R. G. Lee on “objective scholars”

                                                                                         Vol. XIX, No. 7, September 2007

 

 

R. G. Lee (1886-1978) pastored Bellevue BC, Memphis, for 33 eventful years from 1927 to 1960. He also served four annual terms as president of the Tennessee Baptist Convention, and three consecutive terms as SBC president. In his sermon, "Bed of Pearls" in commenting upon "objective scholars" who begun with the presupposition that there is no supernatural, he said:

 

"Down all highways, down all bypaths, we must shout the truth that in religion we have no truth but Christ, in sin no sacrifice but Calvary, in all things no authority but the Bible, and always, everywhere no confessional but the throne of grace!

"Believing all this, shall we claim fellowship with and give obedient ear to men who, bearing the university brand, claiming the authority of a self-elected scholarship, substitute a 'Thus saith the mind of man' for a 'Thus said the Lord' men who see no virgin birth in Bethlehem, men who read no deeper meaning in the Cross than heroic martyrdom, men who cannot find in Joseph's garden an empty tomb? God forbid."
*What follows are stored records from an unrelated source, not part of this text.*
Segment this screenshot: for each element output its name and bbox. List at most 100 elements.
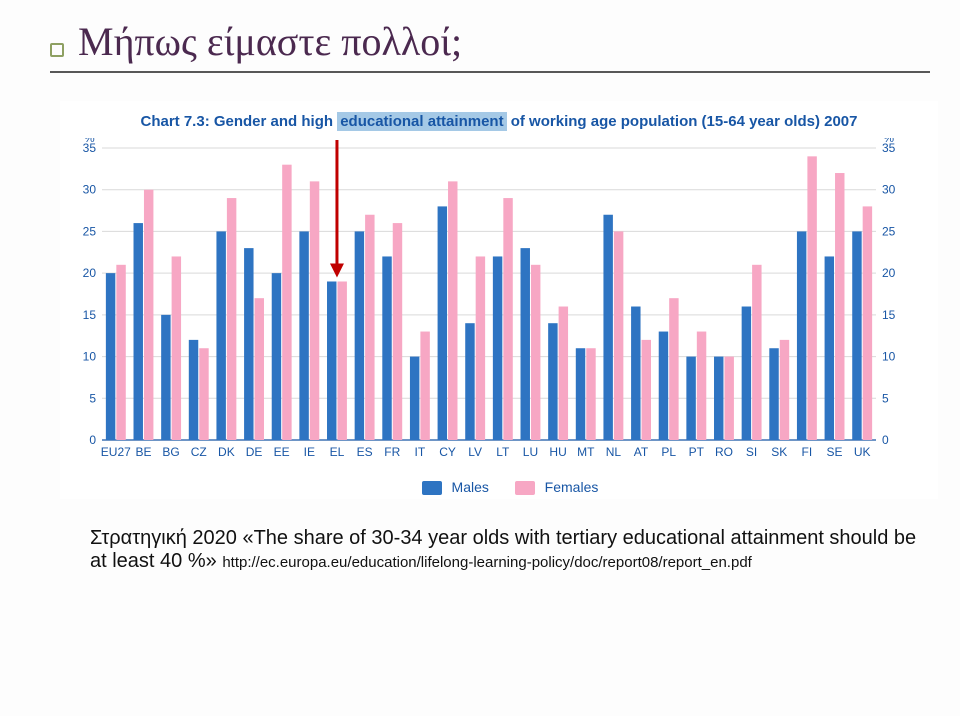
legend-swatch-females [515,481,535,495]
bar [382,256,391,440]
bar [825,256,834,440]
svg-text:EU27: EU27 [101,445,131,459]
bar [134,223,143,440]
svg-text:25: 25 [83,224,97,238]
bar [586,348,595,440]
bar [438,206,447,440]
bar [503,198,512,440]
bar [161,315,170,440]
chart-title-prefix: Chart 7.3: Gender and high [141,113,338,130]
bar [199,348,208,440]
svg-text:5: 5 [89,391,96,405]
caption: Στρατηγική 2020 «The share of 30-34 year… [90,527,920,573]
svg-text:30: 30 [83,183,97,197]
svg-text:15: 15 [83,308,97,322]
bar [548,323,557,440]
chart-container: Chart 7.3: Gender and high educational a… [60,101,938,499]
bar [282,165,291,440]
bar [337,281,346,440]
svg-text:NL: NL [606,445,622,459]
svg-text:CY: CY [439,445,456,459]
svg-text:BE: BE [135,445,151,459]
bar [448,181,457,440]
svg-text:EL: EL [330,445,345,459]
svg-text:LU: LU [523,445,538,459]
bar [742,307,751,440]
svg-text:SE: SE [827,445,843,459]
svg-text:PT: PT [689,445,705,459]
bar [697,332,706,440]
bar [797,231,806,440]
svg-text:AT: AT [634,445,649,459]
svg-text:BG: BG [162,445,179,459]
svg-text:0: 0 [882,433,889,447]
bar [531,265,540,440]
svg-text:0: 0 [89,433,96,447]
svg-text:RO: RO [715,445,733,459]
bar [603,215,612,440]
title-bullet [50,43,64,57]
svg-text:PL: PL [661,445,676,459]
chart-plot: 0055101015152020252530303535%%EU27BEBGCZ… [64,138,934,473]
bar [410,357,419,440]
svg-text:10: 10 [882,350,896,364]
svg-text:SK: SK [771,445,787,459]
legend-label-males: Males [452,479,489,495]
bar [724,357,733,440]
chart-title-suffix: of working age population (15-64 year ol… [507,113,858,130]
svg-text:IT: IT [415,445,426,459]
svg-text:FR: FR [384,445,400,459]
svg-text:15: 15 [882,308,896,322]
bar [189,340,198,440]
svg-text:ES: ES [357,445,373,459]
svg-text:HU: HU [549,445,566,459]
bar [686,357,695,440]
bar [863,206,872,440]
chart-title: Chart 7.3: Gender and high educational a… [64,113,934,130]
svg-text:MT: MT [577,445,595,459]
bar [476,256,485,440]
svg-text:5: 5 [882,391,889,405]
svg-text:DK: DK [218,445,235,459]
bar [106,273,115,440]
bar [355,231,364,440]
svg-text:25: 25 [882,224,896,238]
bar [116,265,125,440]
bar [852,231,861,440]
bar [420,332,429,440]
bar [144,190,153,440]
chart-legend: Males Females [64,479,934,495]
legend-label-females: Females [545,479,599,495]
bar [244,248,253,440]
bar [493,256,502,440]
bar [769,348,778,440]
svg-text:EE: EE [274,445,290,459]
svg-text:IE: IE [304,445,315,459]
svg-text:DE: DE [246,445,263,459]
page-title: Μήπως είμαστε πολλοί; [78,18,462,65]
chart-title-highlight: educational attainment [337,112,506,131]
bar [576,348,585,440]
bar [393,223,402,440]
bar [659,332,668,440]
svg-text:30: 30 [882,183,896,197]
bar [631,307,640,440]
svg-text:LV: LV [468,445,482,459]
bar [521,248,530,440]
title-row: Μήπως είμαστε πολλοί; [50,18,930,73]
svg-text:CZ: CZ [191,445,207,459]
bar [299,231,308,440]
svg-text:%: % [84,138,95,145]
bar [327,281,336,440]
bar [642,340,651,440]
svg-text:FI: FI [802,445,813,459]
bar [807,156,816,440]
bar [559,307,568,440]
bar [614,231,623,440]
bar [669,298,678,440]
bar [365,215,374,440]
svg-text:UK: UK [854,445,871,459]
bar [227,198,236,440]
bar [255,298,264,440]
bar [272,273,281,440]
"Philistines of transcendent cleverness submit the warm wonder of Christianity to cool and merciless analysis. Evils that would lead our greatest graces to the grave and leave no copy abound. Many fat deformities ask us to substitute for Christianity's vital bread a chunk of cloud bank buttered with the night wind. This is a day of invertebrate theology, of jellyfish morality, of India-rubber convictions, of see-saw religion, of somersault philosophy. There are spiritual latitudes as wide as the Sahara Desert and correspondingly dry. Civilization seems to be undergoing the frightful processes of self-burial. We are in danger of handing down our blood-bequeathed legacies reduced in quality and in quantity."